If there is one thing that Birmingham’s shutdown should tell you it is how vulnerable our infrastructure is, and how much we rely on said infrastructure. Across the South, major interstates were brought to a standstill as abandoned cars littered the lanes. Tractor trailers carrying goods and supplies were stuck on the roadways for hours as the traffic backed up on itself. Essential emergency services were hampered from doing their job as navigating roadways turned into a slalom intersecting oncoming lanes.
It made me realize how much damage could be done to our economy, and our car-based way of life if something happened to our precious asphalt.

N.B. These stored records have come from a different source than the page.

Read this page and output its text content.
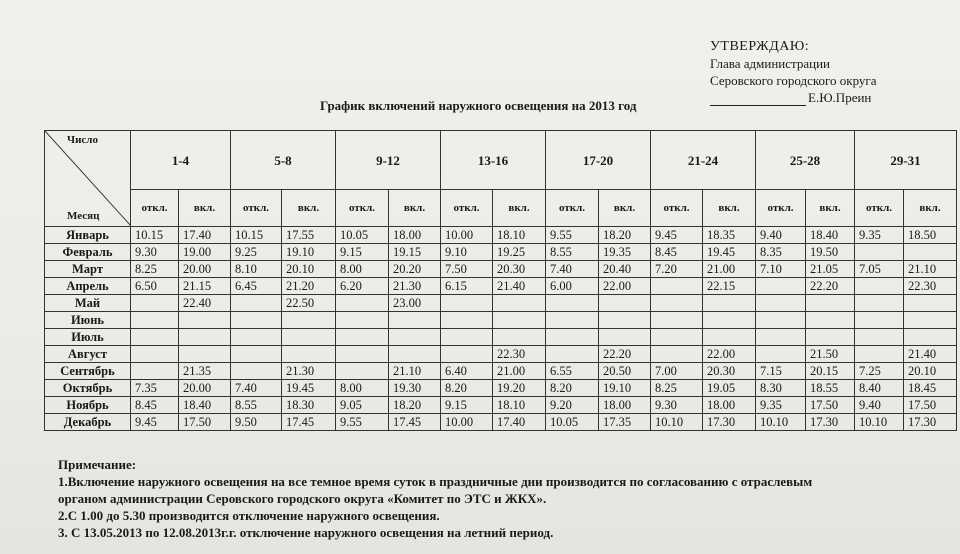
УТВЕРЖДАЮ:
Глава администрации
Серовского городского округа
Е.Ю.Преин
График включений наружного освещения на 2013 год
Число
Месяц	1-4		5-8		9-12		13-16		17-20		21-24		25-28		29-31	
	откл.	вкл.	откл.	вкл.	откл.	вкл.	откл.	вкл.	откл.	вкл.	откл.	вкл.	откл.	вкл.	откл.	вкл.
Январь	10.15	17.40	10.15	17.55	10.05	18.00	10.00	18.10	9.55	18.20	9.45	18.35	9.40	18.40	9.35	18.50
Февраль	9.30	19.00	9.25	19.10	9.15	19.15	9.10	19.25	8.55	19.35	8.45	19.45	8.35	19.50		
Март	8.25	20.00	8.10	20.10	8.00	20.20	7.50	20.30	7.40	20.40	7.20	21.00	7.10	21.05	7.05	21.10
Апрель	6.50	21.15	6.45	21.20	6.20	21.30	6.15	21.40	6.00	22.00		22.15		22.20		22.30
Май		22.40		22.50		23.00										
Июнь																
Июль																
Август								22.30		22.20		22.00		21.50		21.40
Сентябрь		21.35		21.30		21.10	6.40	21.00	6.55	20.50	7.00	20.30	7.15	20.15	7.25	20.10
Октябрь	7.35	20.00	7.40	19.45	8.00	19.30	8.20	19.20	8.20	19.10	8.25	19.05	8.30	18.55	8.40	18.45
Ноябрь	8.45	18.40	8.55	18.30	9.05	18.20	9.15	18.10	9.20	18.00	9.30	18.00	9.35	17.50	9.40	17.50
Декабрь	9.45	17.50	9.50	17.45	9.55	17.45	10.00	17.40	10.05	17.35	10.10	17.30	10.10	17.30	10.10	17.30
Примечание:
1.Включение наружного освещения на все темное время суток в праздничные дни производится по согласованию с отраслевым
органом администрации Серовского городского округа «Комитет по ЭТС и ЖКХ».
2.С 1.00 до 5.30 производится отключение наружного освещения.
3. С 13.05.2013 по 12.08.2013г.г. отключение наружного освещения на летний период.
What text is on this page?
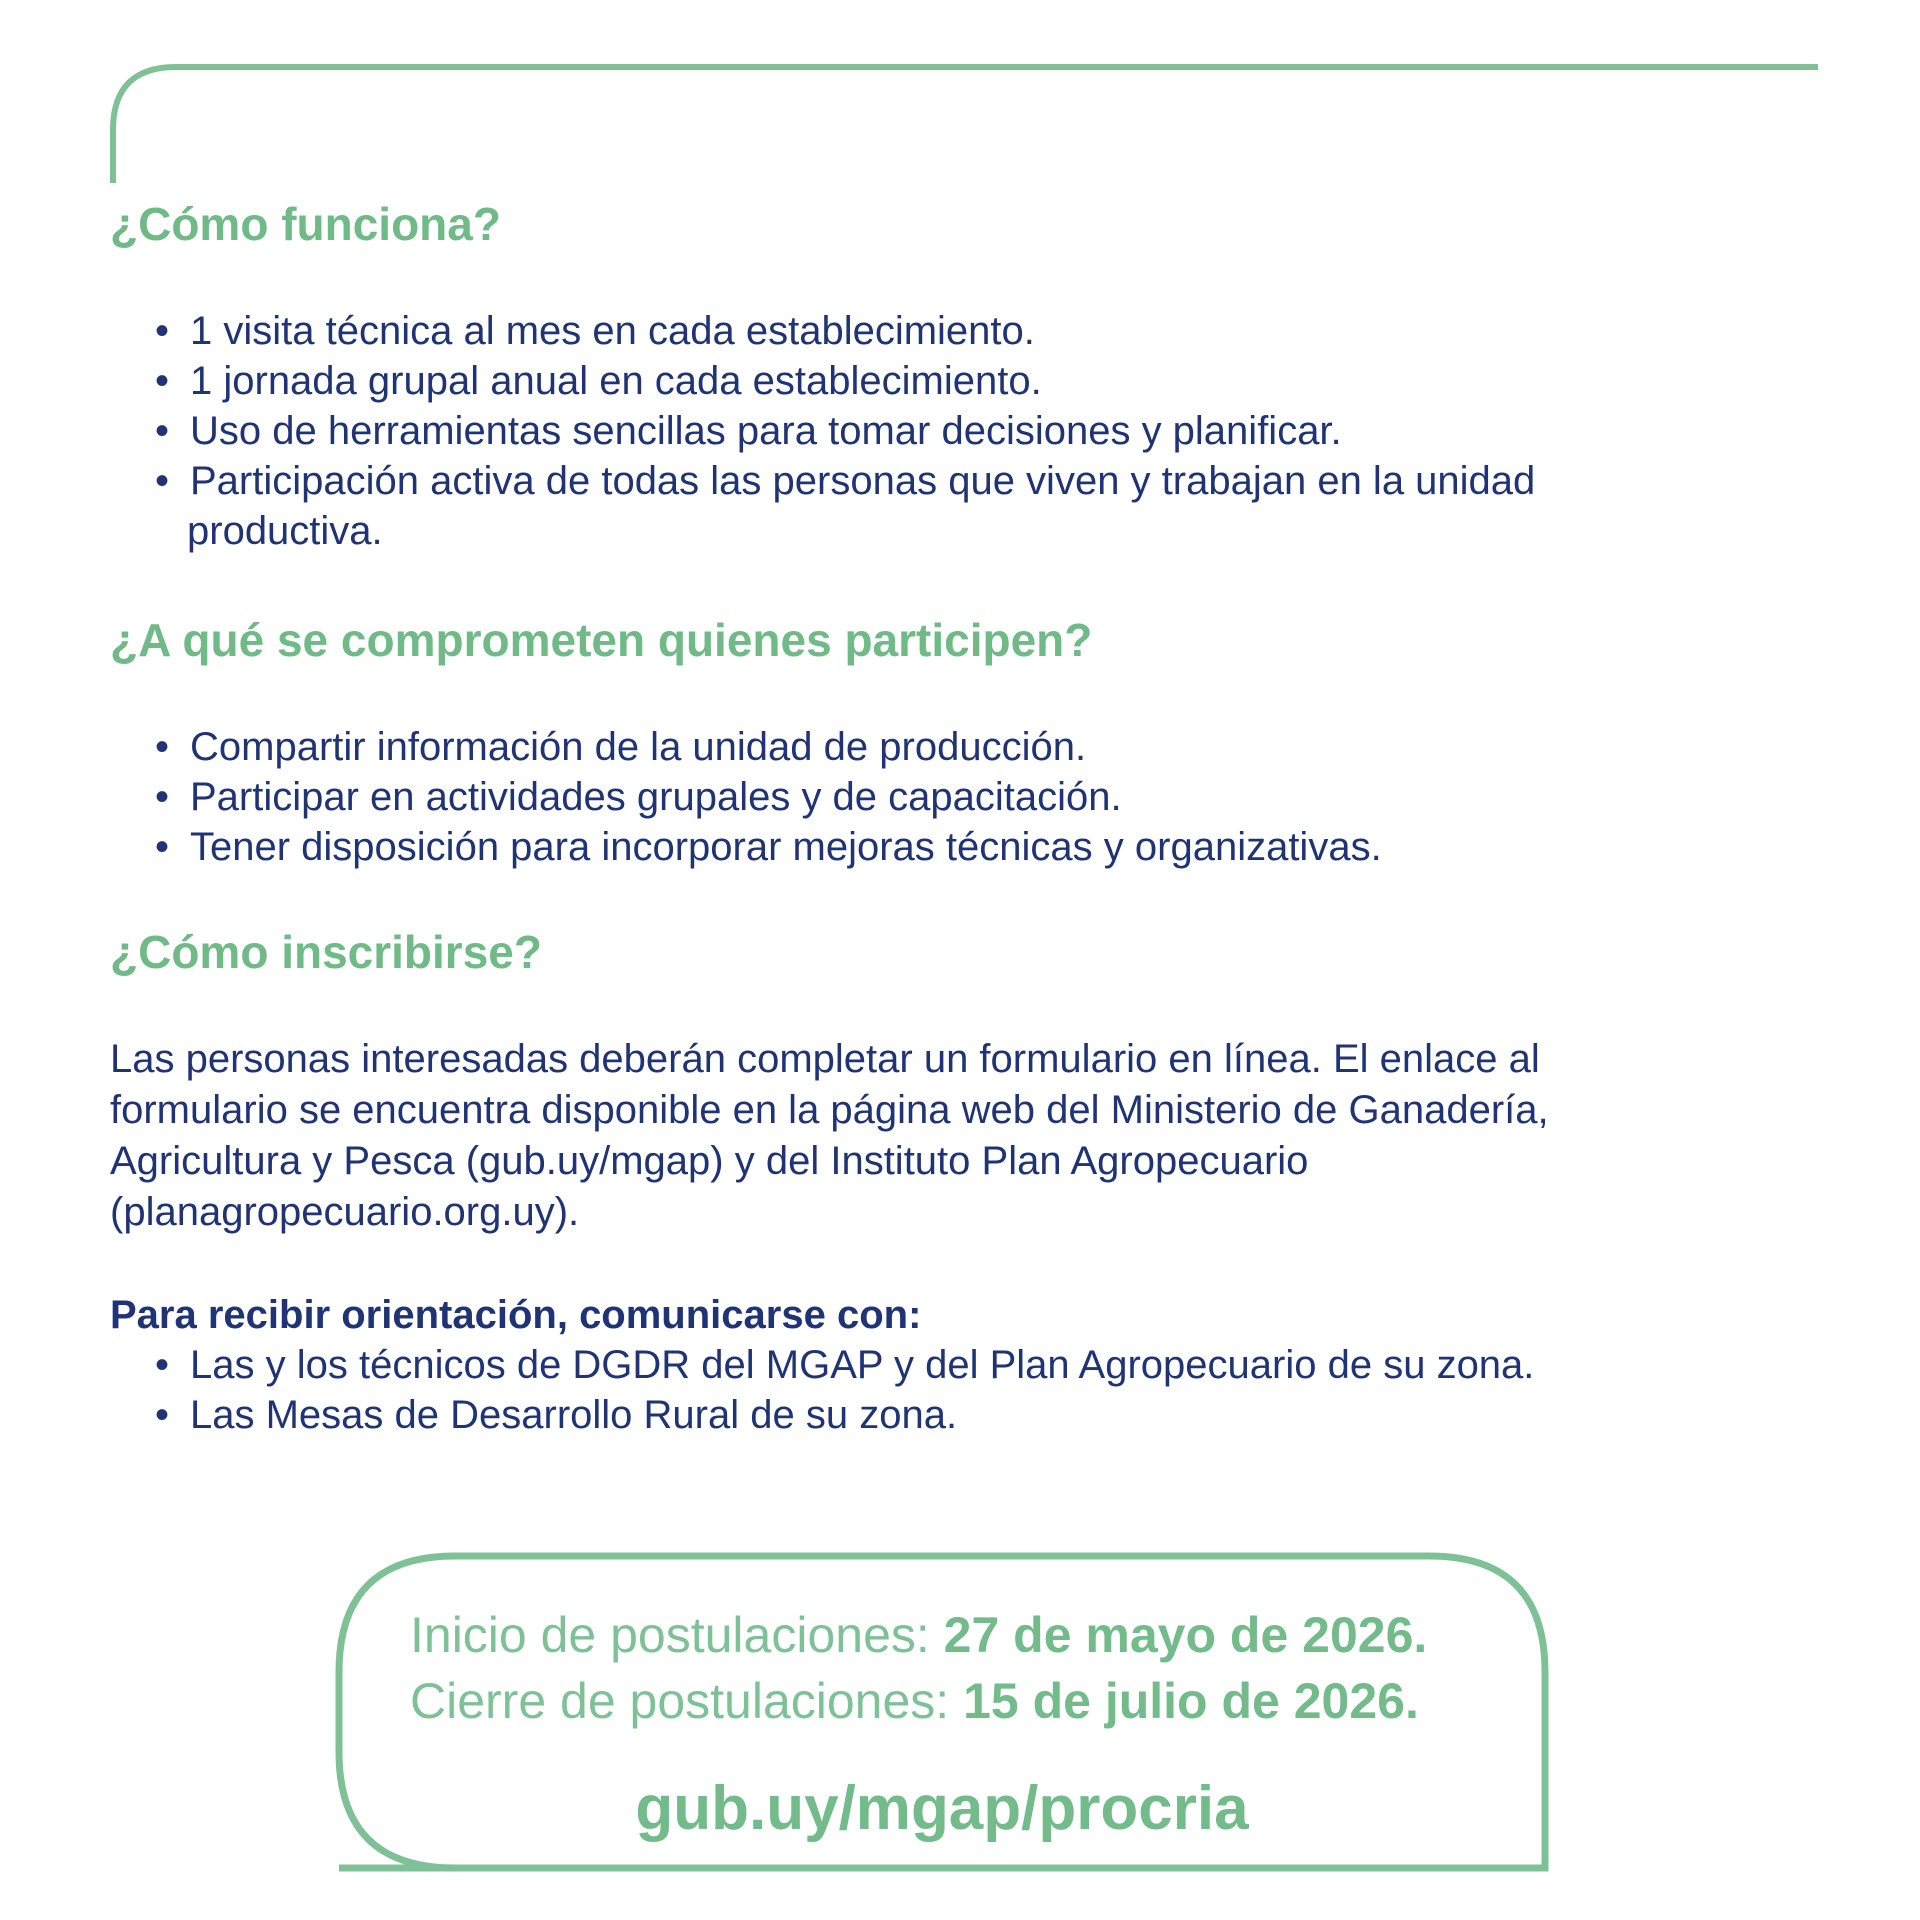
¿Cómo funciona?
• 1 visita técnica al mes en cada establecimiento.
• 1 jornada grupal anual en cada establecimiento.
• Uso de herramientas sencillas para tomar decisiones y planificar.
• Participación activa de todas las personas que viven y trabajan en la unidad
productiva.
¿A qué se comprometen quienes participen?
• Compartir información de la unidad de producción.
• Participar en actividades grupales y de capacitación.
• Tener disposición para incorporar mejoras técnicas y organizativas.
¿Cómo inscribirse?

Las personas interesadas deberán completar un formulario en línea. El enlace al
formulario se encuentra disponible en la página web del Ministerio de Ganadería,
Agricultura y Pesca (gub.uy/mgap) y del Instituto Plan Agropecuario
(planagropecuario.org.uy).

Para recibir orientación, comunicarse con:

• Las y los técnicos de DGDR del MGAP y del Plan Agropecuario de su zona.
• Las Mesas de Desarrollo Rural de su zona.

Inicio de postulaciones: 27 de mayo de 2026.

Cierre de postulaciones: 15 de julio de 2026.

gub.uy/mgap/procria
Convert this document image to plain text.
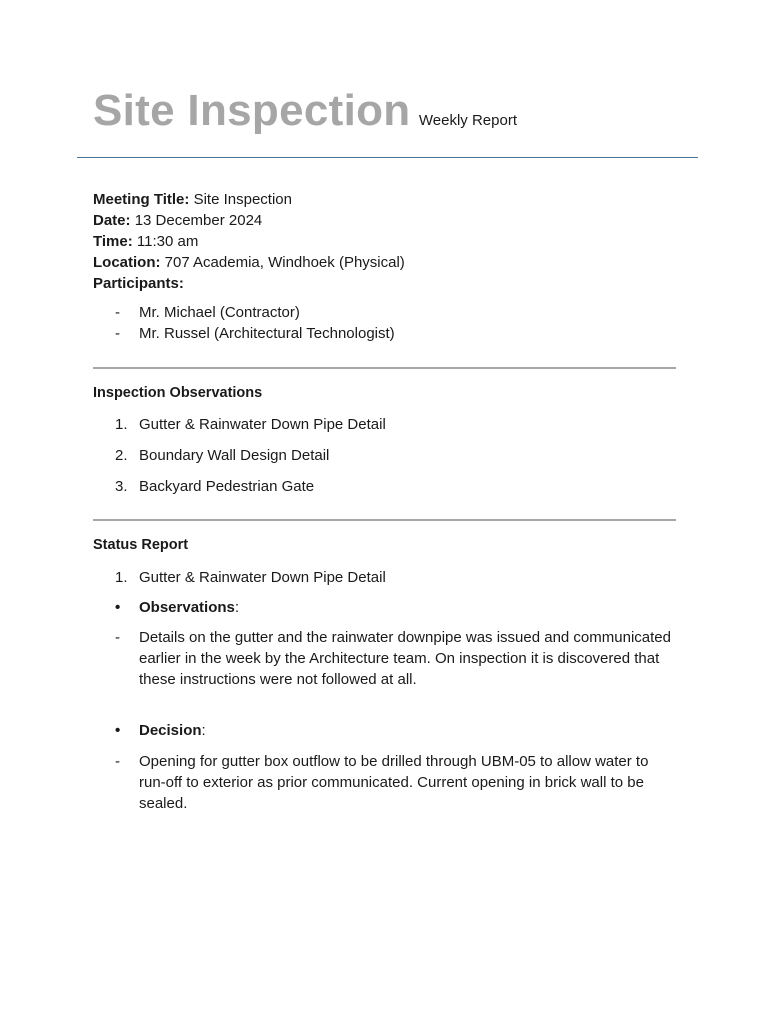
Site Inspection Weekly Report
Meeting Title: Site Inspection
Date: 13 December 2024
Time: 11:30 am
Location: 707 Academia, Windhoek (Physical)
Participants:
- Mr. Michael (Contractor)
- Mr. Russel (Architectural Technologist)
Inspection Observations
1. Gutter & Rainwater Down Pipe Detail
2. Boundary Wall Design Detail
3. Backyard Pedestrian Gate
Status Report
1. Gutter & Rainwater Down Pipe Detail
•	Observations:
-	Details on the gutter and the rainwater downpipe was issued and communicated earlier in the week by the Architecture team. On inspection it is discovered that these instructions were not followed at all.
•	Decision:
-	Opening for gutter box outflow to be drilled through UBM-05 to allow water to run-off to exterior as prior communicated. Current opening in brick wall to be sealed.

Do You Know the Way to San Jose?
A little less than a year ago something happened in San Jose that piqued the interest of national security experts around the country. This is remarkable because this is the only time San Jose has piqued the interest of anybody.
Somebody, or somebodies broke in to a power station to wreak havoc. They cut lines underground and disabled more than a dozen transformers with rounds from a rifle. The ensuing power outage was not felt by many as it was in the middle of the night, also it’s San Jose so who really cares that much anyways. Yet it took nearly a month for the repairs to be made. How in the heck does this relate to a snow storm in Alabama a year later?
Doomsday with No Milk
What the attack on a power station in California shows is just how easy it would be to knock out power and create a mass outage. What the snowstorm in Alabama shows is just how quickly a major metropolitan area could fall to chaos when its lifelines are cut off. Now put the two together with a dash of terrorism and we arrive at a scary though.
Imagine: a terrorist group simultaneously detonates a few explosive devices on highway overpasses and major train corridors. At the same time, the group infiltrates a number of power stations and knocks out electricity for the region. This is not some glamour attack where cameras capture the bloody devastation in a public place — rather, it targets areas that are taken for granted as afterthoughts security-wise. What follows would be chaos.
Power outages would spread as the power companies struggle to meet demands and reroute the flow. Traffic would snarl as a major highway or two would be rendered useless, the backed-up traffic would effectively lengthen emergency service response time. The effects of an attack would compound on themselves. The goods that are delivered via truck and rail would be stuck and soon local businesses would suffer. It’s astounding how the things we need the most are protected the least.
A scenario like that would need repairs that would take at least a month as evidenced by the San Jose incident. Since we are talking about Alabama, we can be assured that any roadway repairs would take upwards of a century.
Infrastructure, Infrastructure, Infrastructure
One can only hope that a scenario described above would be thwarted, or that the effects would fall short of the worst case. That being said, it is vitally important that we invest more in our infrastructure for a number of reasons.
Firstly, we need to be able to rely on what drives our country — literally and figuratively. Our society is dependent on traveling via car and is built on electricity, an attack on those things would do far more damage than a coward’s shoe-filled explosive.
Most importantly, investment in shoring up the electrical grid and the roadways will only make our economy and country better. Finding better ways to travel, and more reliable deliveries of power can only help. An investment in them would do good, not evil.
My snow filled revelation should not be a serious threat, but it is time for our government to get serious about improving our antiquated roadways and electrical grids.